Rz. 21

In dieser Entscheidung und noch einmal deutlich in dem Beschluss des Bundesverfassungsgerichts vom 29.3.2001[8] ist deutlich erklärt worden, dass in Eheverträgen der Schutz vor unangemessener Benachteiligung beachtet werden muss. Ein Ehevertrag darf die Unterlegenheitsposition einer Partei nicht durch ihre einseitige vertragliche Belastung und die unangemessene Berücksichtigung der Interessen der anderen Partei ausdrücken.
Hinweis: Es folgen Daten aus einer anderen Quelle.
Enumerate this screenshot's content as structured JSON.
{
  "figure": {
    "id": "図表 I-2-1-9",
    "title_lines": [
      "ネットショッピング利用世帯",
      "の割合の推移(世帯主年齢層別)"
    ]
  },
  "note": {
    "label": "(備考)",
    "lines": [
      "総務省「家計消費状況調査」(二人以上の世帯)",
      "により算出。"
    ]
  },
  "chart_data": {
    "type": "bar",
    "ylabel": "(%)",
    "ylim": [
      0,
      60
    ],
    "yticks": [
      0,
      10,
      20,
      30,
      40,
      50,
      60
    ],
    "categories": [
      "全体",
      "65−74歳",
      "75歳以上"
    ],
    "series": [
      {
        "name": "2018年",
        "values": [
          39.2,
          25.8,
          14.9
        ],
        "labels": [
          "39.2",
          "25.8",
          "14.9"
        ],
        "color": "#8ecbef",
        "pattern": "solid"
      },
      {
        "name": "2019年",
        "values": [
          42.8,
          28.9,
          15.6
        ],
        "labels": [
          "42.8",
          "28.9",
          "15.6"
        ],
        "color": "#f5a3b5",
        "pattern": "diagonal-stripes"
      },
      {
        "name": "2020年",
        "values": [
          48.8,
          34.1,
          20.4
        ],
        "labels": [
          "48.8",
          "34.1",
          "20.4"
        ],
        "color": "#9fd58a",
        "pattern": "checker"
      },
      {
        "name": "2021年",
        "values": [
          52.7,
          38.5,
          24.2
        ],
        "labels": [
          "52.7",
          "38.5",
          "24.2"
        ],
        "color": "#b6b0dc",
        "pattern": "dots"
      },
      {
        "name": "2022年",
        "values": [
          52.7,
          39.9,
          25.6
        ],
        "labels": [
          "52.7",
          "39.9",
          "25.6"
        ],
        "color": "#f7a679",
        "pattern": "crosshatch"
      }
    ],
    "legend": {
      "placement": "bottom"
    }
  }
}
Das Bundesverfassungsgericht hat deutlich festgelegt:

Zitat

"Ein Verzicht auf gesetzliche Ansprüche bedeutet insbesondere für den Ehegatten eine Benachteiligung, der sich unter Aufgabe einer Berufstätigkeit der Betreuung des Kindes und der Arbeit im Hause widmen soll. Je mehr im Ehevertrag gesetzliche Rechte abbedungen werden, desto mehr kann sich der Effekt einseitiger Benachteiligung verstärken."[9]

Das BVerfG verlangt für die Frage der Korrekturbedürftigkeit eines Ehevertrages eine "Gesamtschau" der persönlichen, wirtschaftlichen und sozialen Verhältnisse der Parteien im Zeitpunkt des Vertragsschlusses und im Zeitpunkt der Scheidung.[10]

 

Rz. 22

Zu den Risikofaktoren bei Eheverträgen[11] kann die folgende Checkliste als Hilfestellung dienen:

 

Risikofaktoren ja:

Vertragsschluss in einer Zwangssituation (Terminsnot, Schwangerschaft, wirtschaftliche Abhängigkeit, Drohung, Täuschung).
Für einen Vertragsteil werden sämtliche Rechte abbedungen.
Gemäß der Gesamtschau der Verhältnisse wurde ein wesentliches Teilrecht abbedungen.
Die notarielle Belehrung (§ 17 BeurkG) war unterblieben oder mangelhaft, so dass der oder die Beteiligten die Tragweite des Geschäfts nicht verstanden haben (oder haben wollen).

Risikofaktoren nein:

Nur ein unwesentliches Teilrecht abbedungen.
Vertrag von jungen Leuten mit stabiler Einkommenssituation geschlossen.
Beim Globalverzicht wurden ausreichende, gleichwertige Kompensationsleistungen vereinbart (Lebensversicherungen, Grundstücksübereignung, Geldanlage).
Ehepartner wollen beide freiberuflich tätig sein und haben daher aus Risikogründen Teilhaberrechte abbedungen.
Ehepartner haben keinen Kinderwunsch, feste und zukunftssichere Einkünfte und schließen sämtliche Teilhaberechte aus.
Beide Ehepartner haben unbelastete Immobilien, bereits ausreichende Rentenanwartschaften und verfügen über Ausbildungen in krisensicheren Berufen (Idealfall).
Junge Ehepartner haben bei Vertragsschluss sichere Einkommensquellen, akademische Ausbildungen, Berufserfahrung, dauerhafte Chancen auf dem Arbeitsmarkt, kein eigenes unbewegliches Vermögen, Absicherung durch Elternvermögen und einen Globalverzicht vereinbart.
 

Hinweis

Ein gerichtlicher Antrag auf Feststellung der Nichtigkeit eines Ehevertrages ist mangels Feststellungsinteresses unzulässig, solange kein Scheidungsantrag gestellt und auch sonst offen ist, ob es zur Scheidung der Parteien kommt.[12]

Die Nichtigkeit eines Ehevertrages kann aber gemäß § 139 BGB auch nicht aus einer Bestimmung hergeleitet werden, die bei der Vertragsdurchführung nicht zur Anwendung kommen konnte.[13]

[9] So BVerfG FamRZ 2001, 985; OLG München FamRZ 2003, 35 mit Anmerkung Bergschneider, FamRZ 2003, 38;
[10] BVerfG FamRZ 2001, 985; zur richterlichen Kontrolle von Unterhaltsverzichten vgl. Goebel, FamRZ 2003, 1513.
[11] Vgl. zur "Inhaltskontrolle von Eheverträgen" BFH FamRZ 2013, 195; BGH FamRZ 2013, 269; Münch, FamRZ 2005, 570; Münch, FamRZ 2013, 160.